Father al Bazi’s account is of one who runs the risk of being murdered on the street every day: We never know if coming out of the church we’ll be able to go into it again alive. In Baghdad they had the church explode right in front of me. They shot me on the legs with a AK-47, a type of Kalashnikov, and probably sooner or later they’ll kill me”. Yet his faith is solid: “When they put me in chains, during my kidnapping, they tightened a big padlock on my wrists. On the chain there were ten extra rings, which I used to recite the Rosary. I have never prayed it so earnestly as I did in that situation”. “I – added Father Douglas – don’t implore your help. I’m not frightened just as my people aren’t frightened either. I believe they’ll destroy us in the end. But I also believe that we will have the last word. Jesus told us that we need to carry our own crosses, and that is what we in the Middle East are doing. Yet the most important thing is not the carrying of the cross, but following it. And following it means accepting, challenging and committing oneself right to the very end”.
“We need to have patience and carry the cross each day, but we also must react”, said Father Ibrahim Alsabagh, parish priest in Aleppo, echoing him, and reported how the city is now “divided in tens of parts, each one of them in the hands of a different group of Jihadists. Our Church of St. Francis is sixty metres from the firing line. They have already hit many churches, we don’t know when it will be our turn”. Here is why Father Douglas, at the end of his intervention, launched a warning to the feeble West:
“Wake up! The cancer is at your door. They will destroy you. We, the Christians of the Middle East are the only group that has seen the face of evil: Islam”.
(The above is quoted from Rorate Caeli.)
There I must disagree with Father al Bazi. Once, all Christians knew that Mohammedanism, that we are now supposed to call ‘Islam’ because that’s what the Mohammedans want, was and is the face of evil. I have written elsewhere and often at NER about how Christians from the very first recognised Mohammedanism for the pernicious evil that it actually was and is. Today, there are good Christians who fail to recognise evil, who tell us that evil per se doesn’t actually exist, that the concept of evil is just an unhelpful construct that leads to the blaming of individuals for their actions, when their actions were more than likely driven by more rationally comprehensible and scientifically psychological reasons. For those Christians, and for many other people, there is no such thing as evil, there are just different motivations for actions and those motivations have to be understood along with the actor.

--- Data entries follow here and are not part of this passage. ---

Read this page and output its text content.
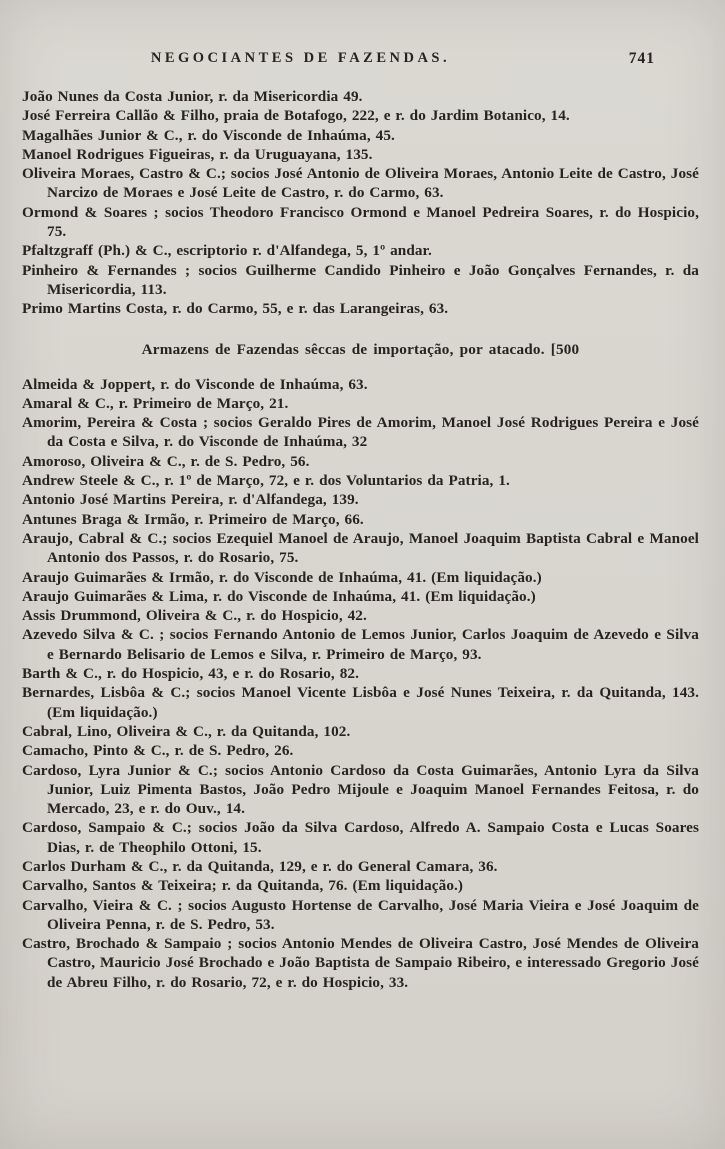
NEGOCIANTES DE FAZENDAS.	741

João Nunes da Costa Junior, r. da Misericordia 49.

José Ferreira Callão & Filho, praia de Botafogo, 222, e r. do Jardim Botanico, 14.

Magalhães Junior & C., r. do Visconde de Inhaúma, 45.

Manoel Rodrigues Figueiras, r. da Uruguayana, 135.

Oliveira Moraes, Castro & C.; socios José Antonio de Oliveira Moraes, Antonio Leite de Castro, José Narcizo de Moraes e José Leite de Castro, r. do Carmo, 63.

Ormond & Soares ; socios Theodoro Francisco Ormond e Manoel Pedreira Soares, r. do Hospicio, 75.

Pfaltzgraff (Ph.) & C., escriptorio r. d'Alfandega, 5, 1º andar.

Pinheiro & Fernandes ; socios Guilherme Candido Pinheiro e João Gonçalves Fernandes, r. da Misericordia, 113.

Primo Martins Costa, r. do Carmo, 55, e r. das Larangeiras, 63.

Armazens de Fazendas sêccas de importação, por atacado. [500

Almeida & Joppert, r. do Visconde de Inhaúma, 63.

Amaral & C., r. Primeiro de Março, 21.

Amorim, Pereira & Costa ; socios Geraldo Pires de Amorim, Manoel José Rodrigues Pereira e José da Costa e Silva, r. do Visconde de Inhaúma, 32

Amoroso, Oliveira & C., r. de S. Pedro, 56.

Andrew Steele & C., r. 1º de Março, 72, e r. dos Voluntarios da Patria, 1.

Antonio José Martins Pereira, r. d'Alfandega, 139.

Antunes Braga & Irmão, r. Primeiro de Março, 66.

Araujo, Cabral & C.; socios Ezequiel Manoel de Araujo, Manoel Joaquim Baptista Cabral e Manoel Antonio dos Passos, r. do Rosario, 75.

Araujo Guimarães & Irmão, r. do Visconde de Inhaúma, 41. (Em liquidação.)

Araujo Guimarães & Lima, r. do Visconde de Inhaúma, 41. (Em liquidação.)

Assis Drummond, Oliveira & C., r. do Hospicio, 42.

Azevedo Silva & C. ; socios Fernando Antonio de Lemos Junior, Carlos Joaquim de Azevedo e Silva e Bernardo Belisario de Lemos e Silva, r. Primeiro de Março, 93.

Barth & C., r. do Hospicio, 43, e r. do Rosario, 82.

Bernardes, Lisbôa & C.; socios Manoel Vicente Lisbôa e José Nunes Teixeira, r. da Quitanda, 143. (Em liquidação.)

Cabral, Lino, Oliveira & C., r. da Quitanda, 102.

Camacho, Pinto & C., r. de S. Pedro, 26.

Cardoso, Lyra Junior & C.; socios Antonio Cardoso da Costa Guimarães, Antonio Lyra da Silva Junior, Luiz Pimenta Bastos, João Pedro Mijoule e Joaquim Manoel Fernandes Feitosa, r. do Mercado, 23, e r. do Ouv., 14.

Cardoso, Sampaio & C.; socios João da Silva Cardoso, Alfredo A. Sampaio Costa e Lucas Soares Dias, r. de Theophilo Ottoni, 15.

Carlos Durham & C., r. da Quitanda, 129, e r. do General Camara, 36.

Carvalho, Santos & Teixeira; r. da Quitanda, 76. (Em liquidação.)

Carvalho, Vieira & C. ; socios Augusto Hortense de Carvalho, José Maria Vieira e José Joaquim de Oliveira Penna, r. de S. Pedro, 53.

Castro, Brochado & Sampaio ; socios Antonio Mendes de Oliveira Castro, José Mendes de Oliveira Castro, Mauricio José Brochado e João Baptista de Sampaio Ribeiro, e interessado Gregorio José de Abreu Filho, r. do Rosario, 72, e r. do Hospicio, 33.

Well, that’s just rubbish, complete drivel. The idea that the jihadists of Mohammedanism and the believers in that vile, corrupt and filthy system of beliefs are not intrinsically evil is just ridiculous in the extreme. They live in the same world that I do: a world in which every other religion and secular group (the vast majority of the world’s population in other words) preaches kindness, co-operation, toleration and love, freedom and democracy (albeit the practice of these concepts is imperfect) and yet they choose, yes, they choose, knowing the alternatives, to follow the ugly, evil and irrational dictates of Mohammedanism, a creed that stands for not one virtue, for not one positive aspect of mankind. That choice, the rejection of all that is good, demonstrates the existence of evil far more clearly than any words of mine could ever do.